Two hundred and fifty-six patients with 277 unruptured aneurysms were treated with endovascular therapy between June 2007 and June 2011. Ninety-eight patients (mean age 55.9±12.2 years, 75.5% women, 102 aneurysms) were treated between 15 June 2007 and 14 June 2009 (Group 1, Pre-PED) and 158 patients (mean age 55.3±12.9 years, 82.9% women, 175 aneurysms) were treated between 15 June 2009 and 14 June 2011 (Group B, Post-PED). The mean diameter of the treated aneurysms was 8.7±6.3 mm in Group 1 and 8.5±6.1 mm in Group 2 (p=0.79). The location of the treated aneurysms is indicated in table 1. There was no significant difference in location between the two groups.
PED therapy was employed in 38 (21.7%) of 175 aneurysms in Group 2. Balloon assistance was used in 27 (26.5%) of 102 aneurysms in Group 1 and 32 (18.3%) of 175 aneurysms in Group 2 (p=0.12). Stent-assisted coiling was performed in 15 (14.7%) and 12 (6.9%) of the procedures in Groups 1 and 2, respectively (p=0.04). Parent artery occlusion was used in four cases (3.9%) in Group 1 and one case (0.6%) in Group 2 (p=0.046).
In Group 1 the mean and median number of coils used per aneurysm were 5.4±3.6 and 5 (range 1–18), respectively. In Group 2 the mean and median number of coils used per aneurysm were 3.2±3.2 and 3 (range 0–19), respectively (p≤0.0001, table 2). Two size and location matched aneurysms treated in Groups 1 and 2 are shown in figures 1 and 2.
In this study we have shown that the introduction of flow diversion technology had a profound impact on our practice patterns. More than one-fifth of patients treated since we gained access to the PED were treated with flow diversion rather than coil embolization. Further, even though aneurysms were of similar mean diameter before and after PED utilization, our coil usage fell by more than 40% on a per aneurysm basis while stent usage dropped by half. Thus, based on our institution's experience, the PED indeed represents a ‘disruptive’ technology.
To our knowledge, no previous study has evaluated the impact of flow diversion on practice patterns. Available case series of PED therapy provide ample evidence of the safety and efficacy of the device.1 ,3–5 However, these previous case series do not provide insight into the impact of flow diversion on clinical practice. Combining the promising data from previous case series with utilization data from our current study, it is likely that flow diversion will lead to a substantial impact on coil and stent usage.
Our study has several important limitations. First, the concomitant use of coils in conjunction with flow diversion technology, as proposed by several investigators, may affect how much flow diversion will diminish overall coil utilization. Since we rarely use coils with flow diversion, we are unable to address this potential effect. Second, this was a retrospective case series with potential bias in case selection. Third, we limited our use of the PED to paraclinoid aneurysms, as required by regulatory requirements during the duration of the study. It is likely that off-label use of the PED will be widespread, which will serve to further diminish coil and stent utilization.

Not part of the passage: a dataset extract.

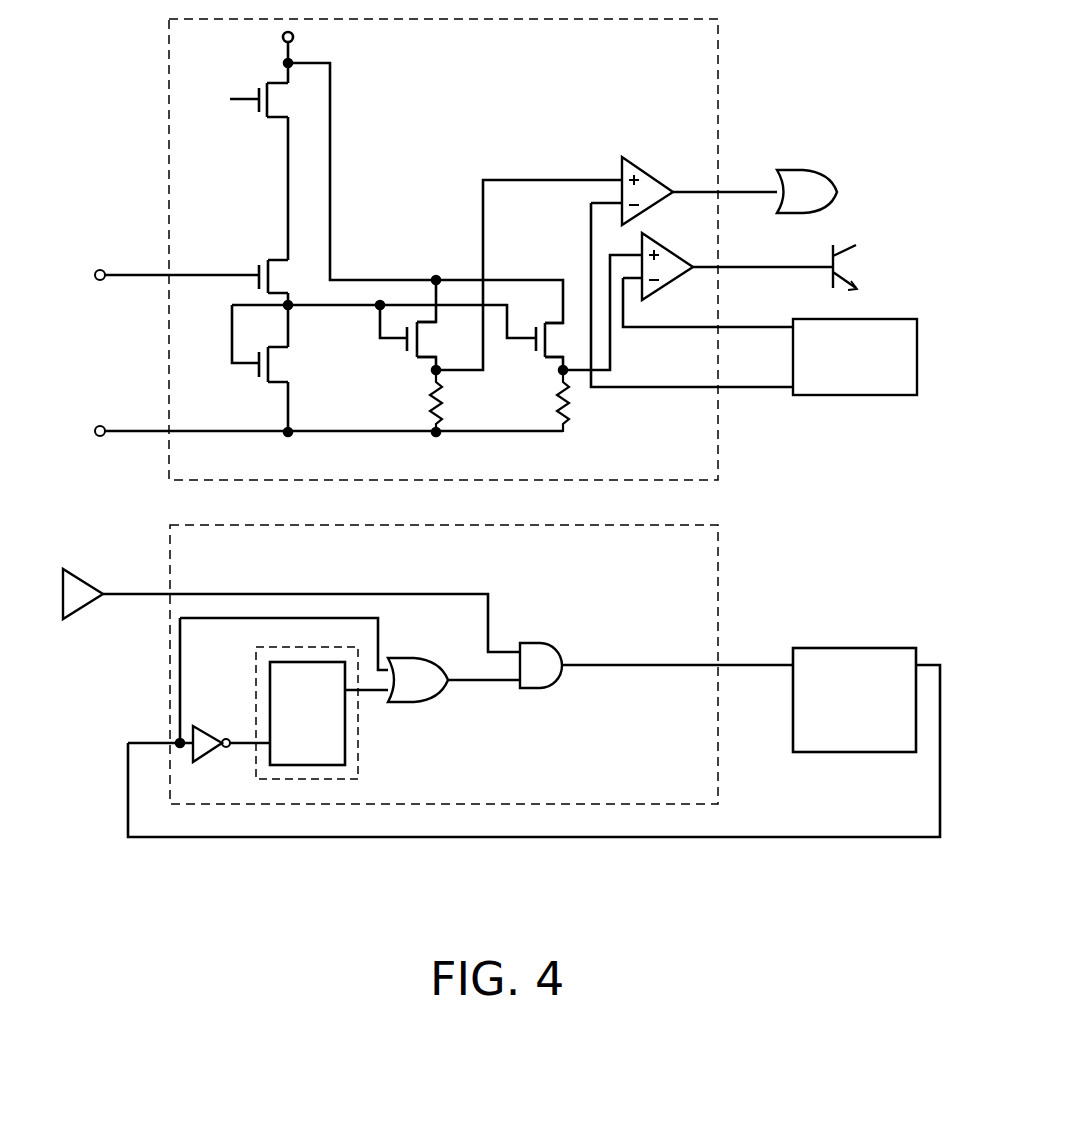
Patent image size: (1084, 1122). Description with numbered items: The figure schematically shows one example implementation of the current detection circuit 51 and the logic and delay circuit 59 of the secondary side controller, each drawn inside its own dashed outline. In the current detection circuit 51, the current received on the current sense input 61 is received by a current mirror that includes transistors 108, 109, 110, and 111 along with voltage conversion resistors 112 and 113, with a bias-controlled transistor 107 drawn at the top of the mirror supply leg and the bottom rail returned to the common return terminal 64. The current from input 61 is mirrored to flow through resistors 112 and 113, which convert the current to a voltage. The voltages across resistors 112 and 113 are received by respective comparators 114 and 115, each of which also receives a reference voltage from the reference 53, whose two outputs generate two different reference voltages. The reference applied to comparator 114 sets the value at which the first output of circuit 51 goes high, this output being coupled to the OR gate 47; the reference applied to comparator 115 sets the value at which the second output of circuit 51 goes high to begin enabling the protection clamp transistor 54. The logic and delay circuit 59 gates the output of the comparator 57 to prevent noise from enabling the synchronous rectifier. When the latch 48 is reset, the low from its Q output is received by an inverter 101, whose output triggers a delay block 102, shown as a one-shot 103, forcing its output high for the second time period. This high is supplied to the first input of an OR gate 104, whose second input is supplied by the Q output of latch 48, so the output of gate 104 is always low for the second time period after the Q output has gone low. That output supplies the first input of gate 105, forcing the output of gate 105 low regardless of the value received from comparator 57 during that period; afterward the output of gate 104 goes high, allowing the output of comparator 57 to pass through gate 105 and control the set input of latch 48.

In conclusion, flow diversion represents a major paradigm shift in the endovascular treatment of unruptured intracranial aneurysms and may ‘change’ the endovascular landscape. In our practice, introduction of the PED for the treatment of complex proximal ICA aneurysms has resulted in a significant decrease in the number of coils used in the treatment of unruptured aneurysms as well as a significant decrease in the number of stent-assisted coiling procedures. While strictly limiting the utilization of the device mostly to ‘on-label’ use, flow diversion already represents about 22% of the endovascular procedures performed for unruptured intracranial aneurysms.
Competing interests None.
Ethics approval The ethics approval was provided by Institutional Review Board.
Provenance and peer review Not commissioned; externally peer reviewed.